After his foreclosure, Lonnie still owed Dyck-O’Neal $127,000.00

Obviously he didn’t have $127,153.  And when we looked at it, he couldn’t file Chapter 7 bankruptcy either.  When his parents died, Lonnie had inherited a share of their home place. The parents’ home place was paid for. A Chapter 7 bankruptcy trustee would take and sell it.

Chapter 13 Bankruptcy Payment Plan–How Can He Afford it?

He needed to do a Chapter 13 bankruptcy.  To protect his clearance by paying his debts.  And protect the family home place–by paying his debts.  But, in a Chapter 13 payment plan, how much would Lonnie has to pay?

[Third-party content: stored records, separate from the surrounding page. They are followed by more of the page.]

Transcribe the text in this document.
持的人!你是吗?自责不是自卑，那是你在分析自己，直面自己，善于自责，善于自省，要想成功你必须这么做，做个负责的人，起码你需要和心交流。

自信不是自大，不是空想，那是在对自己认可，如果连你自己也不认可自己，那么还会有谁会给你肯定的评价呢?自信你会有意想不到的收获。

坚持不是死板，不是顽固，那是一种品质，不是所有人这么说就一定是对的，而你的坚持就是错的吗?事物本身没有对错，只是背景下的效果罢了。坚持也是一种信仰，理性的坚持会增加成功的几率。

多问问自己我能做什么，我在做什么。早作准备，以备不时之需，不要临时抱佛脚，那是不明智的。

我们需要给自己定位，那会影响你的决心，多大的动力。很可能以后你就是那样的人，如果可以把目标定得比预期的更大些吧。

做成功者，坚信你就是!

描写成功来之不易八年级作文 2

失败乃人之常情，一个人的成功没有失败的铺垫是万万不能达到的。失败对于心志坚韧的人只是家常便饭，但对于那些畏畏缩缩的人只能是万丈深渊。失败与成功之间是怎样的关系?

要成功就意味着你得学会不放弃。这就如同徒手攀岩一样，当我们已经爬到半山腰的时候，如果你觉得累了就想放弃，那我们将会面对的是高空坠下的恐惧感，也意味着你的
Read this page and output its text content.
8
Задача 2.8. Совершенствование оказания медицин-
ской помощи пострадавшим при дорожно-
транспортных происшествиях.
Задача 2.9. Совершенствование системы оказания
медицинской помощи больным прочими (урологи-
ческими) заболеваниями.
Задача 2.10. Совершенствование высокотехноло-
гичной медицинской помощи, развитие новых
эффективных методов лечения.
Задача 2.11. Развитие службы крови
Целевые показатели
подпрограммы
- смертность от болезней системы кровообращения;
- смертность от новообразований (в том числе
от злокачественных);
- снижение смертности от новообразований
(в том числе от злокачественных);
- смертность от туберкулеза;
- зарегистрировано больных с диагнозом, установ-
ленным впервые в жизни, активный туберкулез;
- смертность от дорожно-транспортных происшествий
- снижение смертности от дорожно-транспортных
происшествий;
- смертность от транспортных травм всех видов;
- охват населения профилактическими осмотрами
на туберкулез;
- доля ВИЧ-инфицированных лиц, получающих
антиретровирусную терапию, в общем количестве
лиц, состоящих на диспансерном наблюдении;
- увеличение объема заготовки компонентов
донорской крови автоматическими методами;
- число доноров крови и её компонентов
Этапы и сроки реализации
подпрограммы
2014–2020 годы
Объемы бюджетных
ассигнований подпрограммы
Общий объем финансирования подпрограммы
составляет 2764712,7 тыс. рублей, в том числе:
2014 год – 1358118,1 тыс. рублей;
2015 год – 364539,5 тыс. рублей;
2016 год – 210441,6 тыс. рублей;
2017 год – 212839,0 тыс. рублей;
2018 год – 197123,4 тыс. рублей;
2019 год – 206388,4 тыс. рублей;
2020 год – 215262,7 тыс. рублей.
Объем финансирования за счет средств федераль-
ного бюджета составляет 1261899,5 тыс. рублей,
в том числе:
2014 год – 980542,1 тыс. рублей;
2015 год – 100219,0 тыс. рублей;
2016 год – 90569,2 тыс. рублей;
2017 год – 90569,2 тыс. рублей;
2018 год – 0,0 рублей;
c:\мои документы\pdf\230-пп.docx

The Chapter 13 trustee demanded a payment Lonnie couldn’t afford. The trustee didn’t want the whole $127,153.  But he wanted most of that to be paid.

We solved that problem by knocking out the Dyck-O’Neal $127,153 claim. We knocked them out under the statute of limitations.

What’s the Statute of Limitations

The statute of limitations is a law that says if a creditor leaves you alone too long, they are too late. More than five years after the mortgage company accelerated the loan (starting the foreclosure process) was too late.  (That’s five years under Virginia law. Each state sets their own rules on this.)

Based on the records we had, it looked like the five years was up. Dyke-O’Neal had more complete records than us–at least they should have. But they didn’t fight.  So, we won.

Now all Lonnie has to pay are the smaller debts he was paying anyway.


Don’t put it off

Foreclosure or repossession? Talk to a bankruptcy lawyer right away. You probably have eligibility now–you need to find out of course.  And in three or four years when they come after you, you might not.  (Lonnie could have filed Chapter 7 when the house foreclosed; after his parents died, then he couldn’t.) Usually relying on good luck doesn’t work real well.